Find the length of the curve r(t) = 3t, 3 cos(t), 3 sin(t), -3 ≤ t ≤ 3?

Solution:

Given: r(t) = 3t, 3 cos(t), 3 sin(t)

We have to compare it with

r(t) = (x, y, z)

So x = 3t, y = 3 cos(t), z = 3 sin(t)

By using the length formula

\(L=\int_{a}^{b}\sqrt{(x')^{2}+(y')^{2}+(z')^{2}}dt\)

We know that,

x = 3t, y = 3 cos(t), z = 3 sin(t)

Differentiate with respect to 't'

x’ = 3

y’ = -3 sint

z’ = 3 cost

Now substitute these values

\(L=\int_{-3}^{3}\sqrt{(3)^{2}+(-3 sint)^{2}+(3cost)^{2}}dt \\ \\L=\int_{-3}^{3}\sqrt{(3)^{2}+9sin^2{t}+9cos^2{t}}dt\\ \\L=\int_{-3}^{3}\sqrt{(3)^{2}+9(sin^2{t}+cos^2{t})}dt\\ \\L=\int_{-3}^{3}\sqrt{(3)^{2}+9}dt \\ \\L=\int_{-3}^{3}3\sqrt{2}dt \\ \\L=(3-(-3)×3\sqrt{2}\\ \\L=6× 3\sqrt{2}\\ \\L=18\sqrt{2}\)

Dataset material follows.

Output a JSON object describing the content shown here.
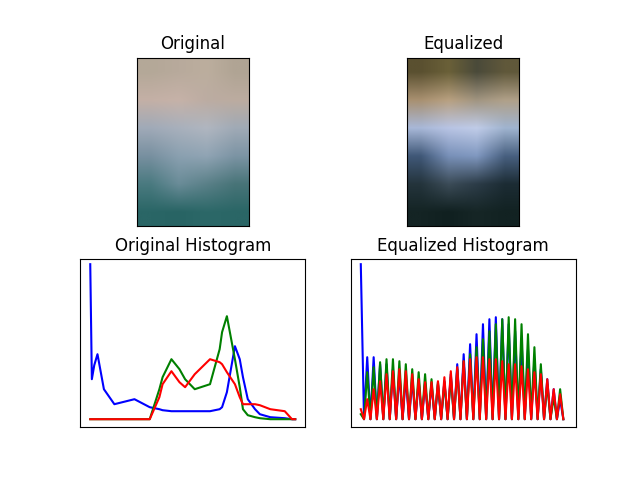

Therefore, the length of the curve is 18√2.

Find the length of the curve r(t) = 3t, 3 cos(t), 3 sin(t) , -3 ≤ t ≤ 3?

Summary:

The length of the curve r(t) = 3t, 3 cos(t), 3 sin(t) , -3 ≤ t ≤ 3 is 18√2.